Now none of this is a problem if the shares of Pets.com and other Amazon-owned companies, fly off the shelf -- but at least in this instance, they didn't. Sure, the market has still given Pets.com a ridiculous total market cap of $325 million (making Amazon's investment look momentarily shrewd), but the point is, it wasn't an instant $1 billion market capitalization that has happened with these types of stocks so often previously. We would also like to see how Amazon is ever going to realize this profit without sending Pets.com stock down to $2 a share. Perhaps Friday's relatively lackluster reception was finally a sign that the "La-La days" of Internet investing are now behind us, and that payback time will soon be here for companies such as Amazon that have previously abused the market's misplaced enthusiam.
Arthur Levitt, Chairman of the SEC, for one, may have smiled a bit at the Pets.com fizzle. In a speech a few days ago, he stated:
My sense is that many investors have become more emotional than intellectual about their investment decisions, and this is the time to point out to them the importance of analyzing carefully rather than impulsively...I am not saying that the sky is falling down. But it is fair to say that the biggest threat to future prosperity is when people lose perspective.
And so it is, a grain of rationality may be sneaking back into the market, and the regulators want it this way. Some investors may still look at Pets.com and see an Internet company with powerful AOL and Amazon alliances. But other investors now see a company that offers a bale of timothy hay for the discounted price of $1.99, but with $4.95 in minimum shipping charges. These investpors now see a company that just raised $82.5 million dollars, but paid over 16% of that immediately to their investment bankers. They see a company that blew almost half of their subsequent IPO revenues on Super Bowl commercials featuring a sock puppet. Yes, Pets.com actually had 4th. quarter revenues of $5.2 million, but no, this company is far from ever being profitable. After expenses, their 4th. Quarter net loss still came in at a whopping $42.2 million.

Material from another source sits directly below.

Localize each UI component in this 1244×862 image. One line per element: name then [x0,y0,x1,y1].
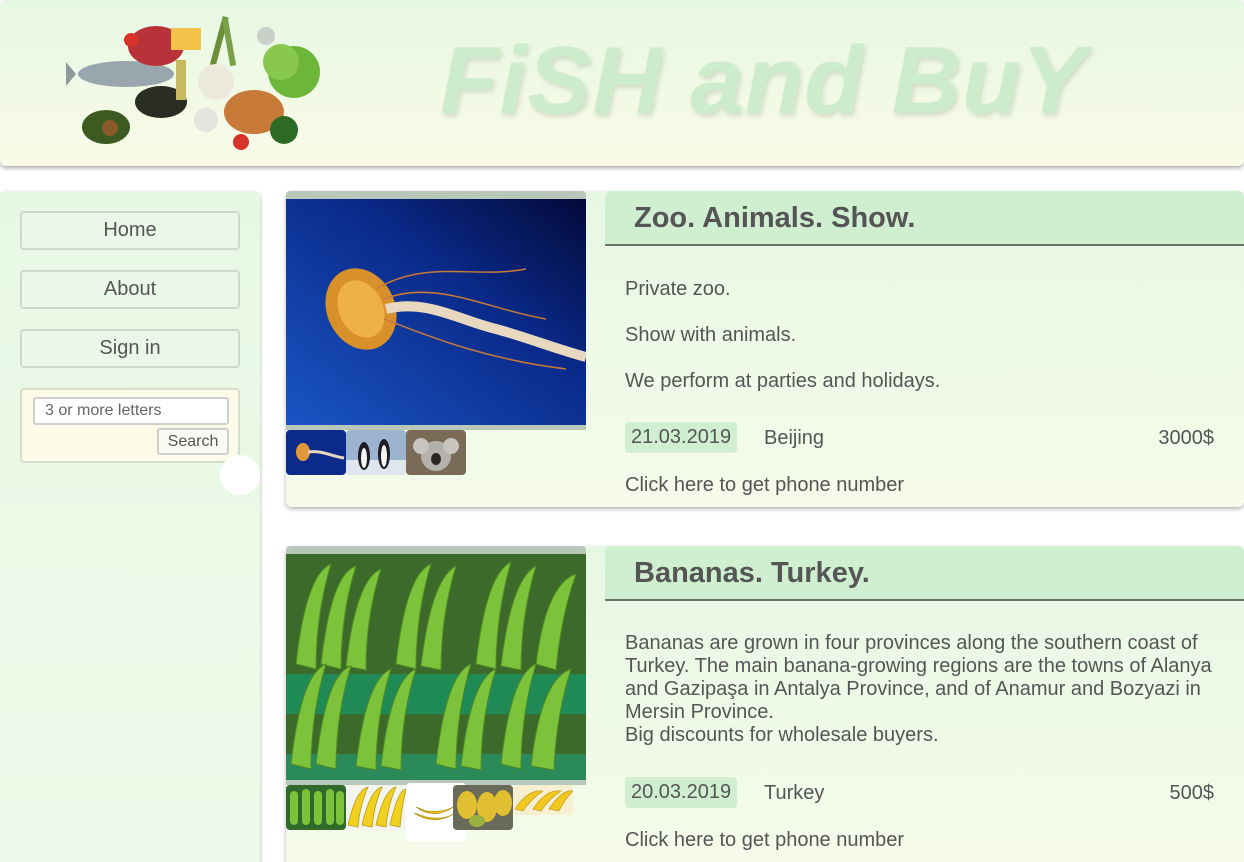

So it is that Wall Street just facilitated Pets.com surviving a few calendar quarters longer and getting its management well paid in allocated stock that the principals of Pets.com will undoubtably strive to cash out. But at the current "cash burn rate" of this company, can there ever be a golden rainbow here? We think not.
Friday's mediocre response to this IPO reflects this, and marks the first step toward the ultimate demise of Amazon.com as well. Who knows? Maybe someday the government will step in to keep Amazon.com out of bankruptcy (under the "too big to fail" concept), but if and when they do, our financial world will have dropped to new lows of condoning reckless financial engineering without immediate moral hazard.
I for one will continue to buy my family's pet rabbit his timothy hay at the local pet store where at least I can stare at the relative tranquility of the fish tanks for a moment or two. I not only avoid all that postage, but I actually enjoy the visit.